GIMPプロジェクトは、マイナーバージョン (2番目の数字) が偶数のものは安定版、奇数のものは開発版という位置付けで開発を進行。GIMP 2.5系の開発成果は、次期メジャーバージョンのGIMP 2.6に反映されるもので、現行バージョンのGIMP 2.4系に比べ実験的な機能が多く採用されている。

GIMP 2.5系では、描画機構の一部を、デバイス非依存のベクタグラフィックスライブラリ「Cairo」をしたものに移行開始。画面要素の透過表示など、多様な表現が可能となった。内部の描画エンジンについても、次世代のGEGL (Generic Graphical Library) への移行も着手され、完了すれば16ビット / 浮動小数点精度のカラースペースを用いた処理がサポートされるようになる。

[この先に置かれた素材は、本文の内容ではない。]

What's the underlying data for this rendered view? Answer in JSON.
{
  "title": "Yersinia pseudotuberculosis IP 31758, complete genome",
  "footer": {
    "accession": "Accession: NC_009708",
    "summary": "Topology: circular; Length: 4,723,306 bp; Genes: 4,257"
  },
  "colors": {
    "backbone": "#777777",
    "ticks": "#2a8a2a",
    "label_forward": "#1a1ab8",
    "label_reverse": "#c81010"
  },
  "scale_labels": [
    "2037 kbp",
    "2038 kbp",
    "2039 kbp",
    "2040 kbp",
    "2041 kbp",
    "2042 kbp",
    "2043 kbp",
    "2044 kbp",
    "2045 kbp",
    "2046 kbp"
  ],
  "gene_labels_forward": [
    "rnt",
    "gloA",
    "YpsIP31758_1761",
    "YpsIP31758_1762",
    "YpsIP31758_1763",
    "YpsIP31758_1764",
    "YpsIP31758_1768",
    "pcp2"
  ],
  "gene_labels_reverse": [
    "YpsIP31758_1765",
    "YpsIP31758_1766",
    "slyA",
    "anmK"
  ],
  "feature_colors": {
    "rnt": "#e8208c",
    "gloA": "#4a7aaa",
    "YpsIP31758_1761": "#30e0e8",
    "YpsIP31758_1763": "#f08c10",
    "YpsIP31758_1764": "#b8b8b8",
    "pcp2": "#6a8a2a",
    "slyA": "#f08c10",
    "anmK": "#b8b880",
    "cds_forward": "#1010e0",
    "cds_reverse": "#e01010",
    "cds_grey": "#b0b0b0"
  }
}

GIMP 2.5.2では、当初GIMPで使用するために開発され、現在では別プロジェクトとして開発が進められている「GTK+」について、次期バージョンの公開に備えた準備が開始された。次の「GTK+ 3.0」は、Imendio社がベルリンで5月に開催された「GTK+ Hackfest」においてロードマップを示したものの、Gnome側が難色を示すなど、開発者間の調整が続いている。